On the broadest spectrum, many women queer have decided to take the short hair from long ago. As early as the 18th and 19th century, some women posed as men, cutting their hair and adopting masculine clothing. The reasons ranged from financial independence to the expression of identity and sexuality.

Cultural and social norms influence the association of long hair with femininity and short hair with masculinity. In some societies, short hair is considered more practical and functional, which is consistent with traditional gender roles assigned to men, such as participation in physical or work activities that require greater comfort and mobility.

Instead, long hair is not practical, but rather beautiful, a quality that has historically been attributed to women. According to evolutionary biology, the length and quality of the hair act as a sign of youth and vitality. This shows the reproductive potential of a woman. As hair grows slowlya long mane can reveal two to three years of your state of health, nutrition, age and reproductive fitness.

Beyond the haircut, the community gay It has another important marker: color. In 2019, Bob the Drag Queen, winner of the competition show RuPaul’s Drag Racetweeted: “If a man gay He bleaches his hair, go and check him out.
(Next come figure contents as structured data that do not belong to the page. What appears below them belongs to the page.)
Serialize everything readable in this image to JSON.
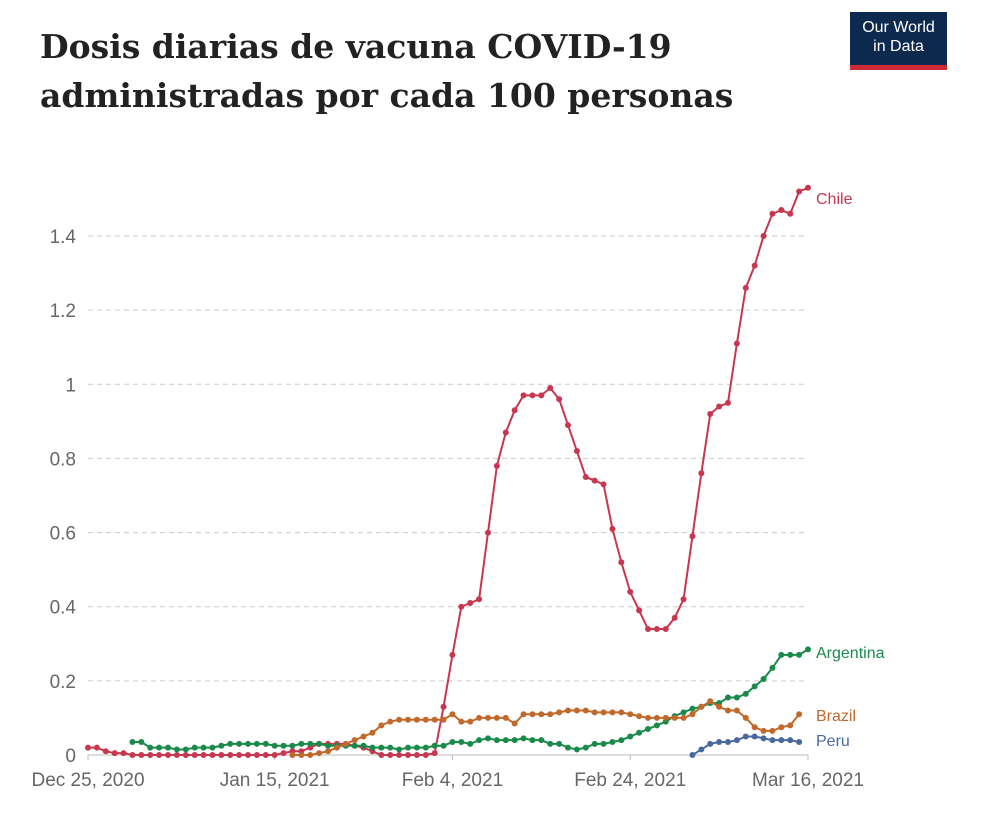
{
  "title": "Dosis diarias de vacuna COVID-19 administradas por cada 100 personas",
  "logo": {
    "line1": "Our World",
    "line2": "in Data"
  },
  "chart_data": {
    "type": "line",
    "title": "Dosis diarias de vacuna COVID-19 administradas por cada 100 personas",
    "xlabel": "",
    "ylabel": "",
    "x_start": "Dec 25, 2020",
    "x_unit": "days since Dec 25, 2020",
    "xlim": [
      0,
      81
    ],
    "ylim": [
      0,
      1.55
    ],
    "xticks": [
      {
        "day": 0,
        "label": "Dec 25, 2020"
      },
      {
        "day": 21,
        "label": "Jan 15, 2021"
      },
      {
        "day": 41,
        "label": "Feb 4, 2021"
      },
      {
        "day": 61,
        "label": "Feb 24, 2021"
      },
      {
        "day": 81,
        "label": "Mar 16, 2021"
      }
    ],
    "yticks": [
      {
        "v": 0,
        "label": "0"
      },
      {
        "v": 0.2,
        "label": "0.2"
      },
      {
        "v": 0.4,
        "label": "0.4"
      },
      {
        "v": 0.6,
        "label": "0.6"
      },
      {
        "v": 0.8,
        "label": "0.8"
      },
      {
        "v": 1,
        "label": "1"
      },
      {
        "v": 1.2,
        "label": "1.2"
      },
      {
        "v": 1.4,
        "label": "1.4"
      }
    ],
    "grid": true,
    "series": [
      {
        "name": "Chile",
        "color": "#c8374f",
        "start": 0,
        "values": [
          0.02,
          0.02,
          0.01,
          0.005,
          0.005,
          0,
          0,
          0,
          0,
          0,
          0,
          0,
          0,
          0,
          0,
          0,
          0,
          0,
          0,
          0,
          0,
          0,
          0.005,
          0.01,
          0.01,
          0.02,
          0.03,
          0.03,
          0.03,
          0.03,
          0.025,
          0.02,
          0.01,
          0,
          0,
          0,
          0,
          0,
          0,
          0.005,
          0.13,
          0.27,
          0.4,
          0.41,
          0.42,
          0.6,
          0.78,
          0.87,
          0.93,
          0.97,
          0.97,
          0.97,
          0.99,
          0.96,
          0.89,
          0.82,
          0.75,
          0.74,
          0.73,
          0.61,
          0.52,
          0.44,
          0.39,
          0.34,
          0.34,
          0.34,
          0.37,
          0.42,
          0.59,
          0.76,
          0.92,
          0.94,
          0.95,
          1.11,
          1.26,
          1.32,
          1.4,
          1.46,
          1.47,
          1.46,
          1.52,
          1.53
        ]
      },
      {
        "name": "Argentina",
        "color": "#1a8a4a",
        "start": 5,
        "values": [
          0.035,
          0.035,
          0.02,
          0.02,
          0.02,
          0.015,
          0.015,
          0.02,
          0.02,
          0.02,
          0.025,
          0.03,
          0.03,
          0.03,
          0.03,
          0.03,
          0.025,
          0.025,
          0.025,
          0.03,
          0.03,
          0.03,
          0.025,
          0.025,
          0.025,
          0.025,
          0.025,
          0.02,
          0.02,
          0.02,
          0.015,
          0.02,
          0.02,
          0.02,
          0.025,
          0.025,
          0.035,
          0.035,
          0.03,
          0.04,
          0.045,
          0.04,
          0.04,
          0.04,
          0.045,
          0.04,
          0.04,
          0.03,
          0.03,
          0.02,
          0.015,
          0.02,
          0.03,
          0.03,
          0.035,
          0.04,
          0.05,
          0.06,
          0.07,
          0.08,
          0.09,
          0.105,
          0.115,
          0.125,
          0.13,
          0.14,
          0.14,
          0.155,
          0.155,
          0.165,
          0.185,
          0.205,
          0.235,
          0.27,
          0.27,
          0.27,
          0.285
        ]
      },
      {
        "name": "Brazil",
        "color": "#c0692a",
        "start": 23,
        "values": [
          0,
          0,
          0,
          0.005,
          0.01,
          0.02,
          0.03,
          0.04,
          0.05,
          0.06,
          0.08,
          0.09,
          0.095,
          0.095,
          0.095,
          0.095,
          0.095,
          0.095,
          0.11,
          0.09,
          0.09,
          0.1,
          0.1,
          0.1,
          0.1,
          0.085,
          0.11,
          0.11,
          0.11,
          0.11,
          0.115,
          0.12,
          0.12,
          0.12,
          0.115,
          0.115,
          0.115,
          0.115,
          0.11,
          0.105,
          0.1,
          0.1,
          0.1,
          0.1,
          0.1,
          0.11,
          0.13,
          0.145,
          0.13,
          0.12,
          0.12,
          0.1,
          0.075,
          0.065,
          0.065,
          0.075,
          0.08,
          0.11
        ]
      },
      {
        "name": "Peru",
        "color": "#4a68a0",
        "start": 68,
        "values": [
          0,
          0.015,
          0.03,
          0.035,
          0.035,
          0.04,
          0.05,
          0.05,
          0.045,
          0.04,
          0.04,
          0.04,
          0.035
        ]
      }
    ]
  }
}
He’s going through a difficult time.” In recent years, the bleached hair it has become an indicator—or, at least, a meme—of a mental health crisis among gay men. And while heterosexuals also take refuge in dye packaging, homosexuals have embraced it as a widely understood cultural marker for chaos. “For the gaydyeing blonde has a lot of cultural significance around our own feelings regarding masculinity, femininity, age, attractiveness, etc. ”, explains Mathew Rodríguez in an article for Out.

Lesbian woman with mullet cut and bleached hair
Carrying the aesthetic code of a community contributes to the sense of belonging and solidarity with it. Credit: cottonbro studio/Pexels.

Hair is perhaps the most distinctive feature of our physique. That is why we use it to represent our identity and it provokes an emotional response in us. According to a Pantene study, 60% of LGBTQ+ people in the United States change their hair when they come out of the closet. Carrying the aesthetic code of a community contributes to the sense of belonging and solidarity with it. “We use beauty and style for self-expression, to amplify the parts of ourselves that we want others to connect with,” Kathryn Vandervalk wrote in an article for byrdie.

Of course, that doesn’t mean that if you’re in the LGBTQ+ community, you have to change your appearance to fit in. Nor that, if you don’t belong but want to wear a style commonly associated with it, you automatically convert. Be queer It’s in how you think and feel, not how you look. But there is also value in wanting to be perceived as we are.

Are they stereotypes? Yes, although that’s not inherently bad. According to science, stereotypes can arise for various reasons, such as the need to reduce the complexity and uncertainty of the world, the tendency to look for patterns and categories to organize information and experience, the influence of culture and education, and the need of social belonging and acceptance.

However, it is important to note that stereotypes are inaccurate simplifications of reality and can lead to discrimination, prejudice and exclusion of groups of people. Therefore, it is essential that we learn to identify and question them to avoid their negative effects.